After I interviewed a novelist many years ago, he walked me to the train station and dropped a kiss on my head. As I stared at the pavement, feeling patronised and belittled, I noticed the shiny buckles on his shoes. I’ve never liked that look.

Fast forward to middle age and an evening last month when I was talking to a fellow journalist about #MeToo. We were at a table, and he was sitting between my husband and me.

To demonstrate a bygone era when blokes felt they could take liberties with impunity, he put his hand on my leg – not once, but twice; not fleetingly, but firmly.

There wasn’t the slightest hint of impropriety, and I was in no way offended. It was simply a parodic gesture. Yet it did seem ironic that, in a discussion about boundaries, he had unthinkingly crossed one.

Lest this sound as if men are always the ones who go overboard on the demonstrative front, I’ve seen women smother men like gravy on

a roast.

Clearly it’s not a gender issue, but one of personal preference and temperament.

Other than with those I’m fond of and close to, my natural default is on the lines of an MoD firing range: high fences, red flags, and a buffer zone as broad as Coldingham moor. Approach with caution, is the message, and only if you have been authorized to do so.

If you want to greet a long-lost colleague or neighbour, what’s wrong with a handshake or a smile? When did the rules change and we found ourselves encouraged – indeed expected – to zoom in nice and close?

I blame joining the European Union. After 1973 we caught the continental habit of kissing both cheeks.

Friends returning from Geneva introduced my family to the triple kiss, though we tolerated rather than copied this extravagance.
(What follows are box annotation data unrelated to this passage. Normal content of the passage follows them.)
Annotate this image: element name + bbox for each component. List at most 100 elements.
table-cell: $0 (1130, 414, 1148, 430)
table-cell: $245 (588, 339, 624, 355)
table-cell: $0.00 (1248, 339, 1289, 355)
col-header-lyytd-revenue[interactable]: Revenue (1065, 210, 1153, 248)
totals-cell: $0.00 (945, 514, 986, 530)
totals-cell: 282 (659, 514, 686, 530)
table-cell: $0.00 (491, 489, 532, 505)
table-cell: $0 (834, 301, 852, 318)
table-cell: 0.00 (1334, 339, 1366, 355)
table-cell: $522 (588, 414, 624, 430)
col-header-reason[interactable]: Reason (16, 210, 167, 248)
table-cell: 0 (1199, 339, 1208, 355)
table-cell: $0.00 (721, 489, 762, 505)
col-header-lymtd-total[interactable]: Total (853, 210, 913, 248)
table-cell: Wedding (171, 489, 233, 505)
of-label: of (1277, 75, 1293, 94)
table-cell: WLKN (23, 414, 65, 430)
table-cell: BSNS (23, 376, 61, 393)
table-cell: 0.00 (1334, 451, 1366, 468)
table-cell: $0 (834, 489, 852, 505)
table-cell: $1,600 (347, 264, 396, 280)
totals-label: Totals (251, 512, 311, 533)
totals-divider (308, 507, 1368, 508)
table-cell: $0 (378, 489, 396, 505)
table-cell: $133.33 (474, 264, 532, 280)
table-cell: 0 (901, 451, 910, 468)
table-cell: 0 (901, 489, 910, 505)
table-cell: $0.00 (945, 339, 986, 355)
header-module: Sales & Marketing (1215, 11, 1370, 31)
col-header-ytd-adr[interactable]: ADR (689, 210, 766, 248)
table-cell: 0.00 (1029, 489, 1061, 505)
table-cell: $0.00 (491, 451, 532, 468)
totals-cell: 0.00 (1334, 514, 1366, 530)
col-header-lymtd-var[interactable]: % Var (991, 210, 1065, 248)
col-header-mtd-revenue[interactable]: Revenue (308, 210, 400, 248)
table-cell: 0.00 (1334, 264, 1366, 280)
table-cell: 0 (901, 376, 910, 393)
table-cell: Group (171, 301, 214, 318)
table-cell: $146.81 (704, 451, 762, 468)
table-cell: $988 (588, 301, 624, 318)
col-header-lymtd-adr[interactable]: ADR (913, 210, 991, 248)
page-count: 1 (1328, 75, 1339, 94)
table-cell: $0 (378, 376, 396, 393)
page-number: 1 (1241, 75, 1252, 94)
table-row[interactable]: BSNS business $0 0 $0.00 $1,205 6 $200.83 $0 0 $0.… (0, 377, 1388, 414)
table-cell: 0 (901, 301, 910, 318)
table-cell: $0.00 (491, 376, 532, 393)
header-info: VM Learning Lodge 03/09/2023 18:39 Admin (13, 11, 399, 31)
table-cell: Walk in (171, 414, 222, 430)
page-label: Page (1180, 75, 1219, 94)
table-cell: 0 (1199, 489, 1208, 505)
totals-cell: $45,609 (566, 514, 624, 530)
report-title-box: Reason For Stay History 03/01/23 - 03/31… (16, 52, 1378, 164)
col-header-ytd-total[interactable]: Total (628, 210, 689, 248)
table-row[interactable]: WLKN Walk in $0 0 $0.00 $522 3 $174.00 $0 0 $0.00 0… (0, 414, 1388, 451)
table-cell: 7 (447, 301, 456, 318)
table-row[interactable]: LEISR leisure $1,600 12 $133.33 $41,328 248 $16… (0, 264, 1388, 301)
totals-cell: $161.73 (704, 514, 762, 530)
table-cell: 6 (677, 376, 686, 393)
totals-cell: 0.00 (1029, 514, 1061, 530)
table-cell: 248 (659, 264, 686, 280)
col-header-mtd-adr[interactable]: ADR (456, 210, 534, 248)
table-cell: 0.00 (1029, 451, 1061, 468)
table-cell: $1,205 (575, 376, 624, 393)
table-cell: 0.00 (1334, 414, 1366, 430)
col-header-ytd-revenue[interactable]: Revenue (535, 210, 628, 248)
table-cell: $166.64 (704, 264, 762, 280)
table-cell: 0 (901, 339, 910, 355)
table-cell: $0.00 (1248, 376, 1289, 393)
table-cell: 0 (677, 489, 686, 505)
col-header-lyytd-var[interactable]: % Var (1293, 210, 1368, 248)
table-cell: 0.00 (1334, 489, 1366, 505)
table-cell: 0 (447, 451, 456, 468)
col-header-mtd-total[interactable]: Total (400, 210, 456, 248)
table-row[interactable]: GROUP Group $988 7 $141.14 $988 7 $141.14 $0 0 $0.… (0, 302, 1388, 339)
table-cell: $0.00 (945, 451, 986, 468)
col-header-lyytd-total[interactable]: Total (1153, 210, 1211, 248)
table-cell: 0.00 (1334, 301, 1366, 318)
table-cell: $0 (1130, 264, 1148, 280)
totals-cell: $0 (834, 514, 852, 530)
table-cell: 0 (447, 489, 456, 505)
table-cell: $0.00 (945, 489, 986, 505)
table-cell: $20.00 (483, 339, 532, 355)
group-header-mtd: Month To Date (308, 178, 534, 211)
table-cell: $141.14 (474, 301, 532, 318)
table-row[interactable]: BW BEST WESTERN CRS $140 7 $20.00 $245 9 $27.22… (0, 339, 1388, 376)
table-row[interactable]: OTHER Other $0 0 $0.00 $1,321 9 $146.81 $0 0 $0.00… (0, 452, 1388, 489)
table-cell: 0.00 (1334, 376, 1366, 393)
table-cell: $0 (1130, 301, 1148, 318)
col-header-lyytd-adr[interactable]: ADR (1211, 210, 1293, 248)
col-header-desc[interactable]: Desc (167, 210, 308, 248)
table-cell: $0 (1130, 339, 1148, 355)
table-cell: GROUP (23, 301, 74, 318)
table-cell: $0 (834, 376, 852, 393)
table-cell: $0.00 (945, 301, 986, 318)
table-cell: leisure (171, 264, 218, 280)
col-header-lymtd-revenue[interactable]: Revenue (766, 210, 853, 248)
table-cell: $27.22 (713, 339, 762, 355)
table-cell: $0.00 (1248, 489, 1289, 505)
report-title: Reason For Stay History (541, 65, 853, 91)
So, now, what was once reserved for family, friends and those dearest to us is so commonplace it has robbed the gesture of meaning.

Carried away with the zeitgeist, I was guilty of misjudging the mood recently with a fairly new friend. I moved towards him, and saw every muscle clench.

And his body language was right. There is no need to be so familiar.

To be fair, nature’s bear-huggers rarely intend to make icicles like me feel uncomfortable.

Most cases of super-friendliness are well meant, not an act of harassment or territorial infringement.

Increasingly, though, I can’t help feeling wistful for a bit of old-fashioned formality.

At one point there was no question of kissing or back-slapping or clasping someone as if they’d

just been rescued from a shipwreck.

Why can’t we turn back the clock to a time when repression did not have a bad name; a time when embarrassment was as respected as the 10 commandments, and nobody would have dreamed of tip-toeing past people’s invisible – but oh so palpable – personal perimeter?

Wasn’t it simpler and less confusing and all-round better when we were a little frosty?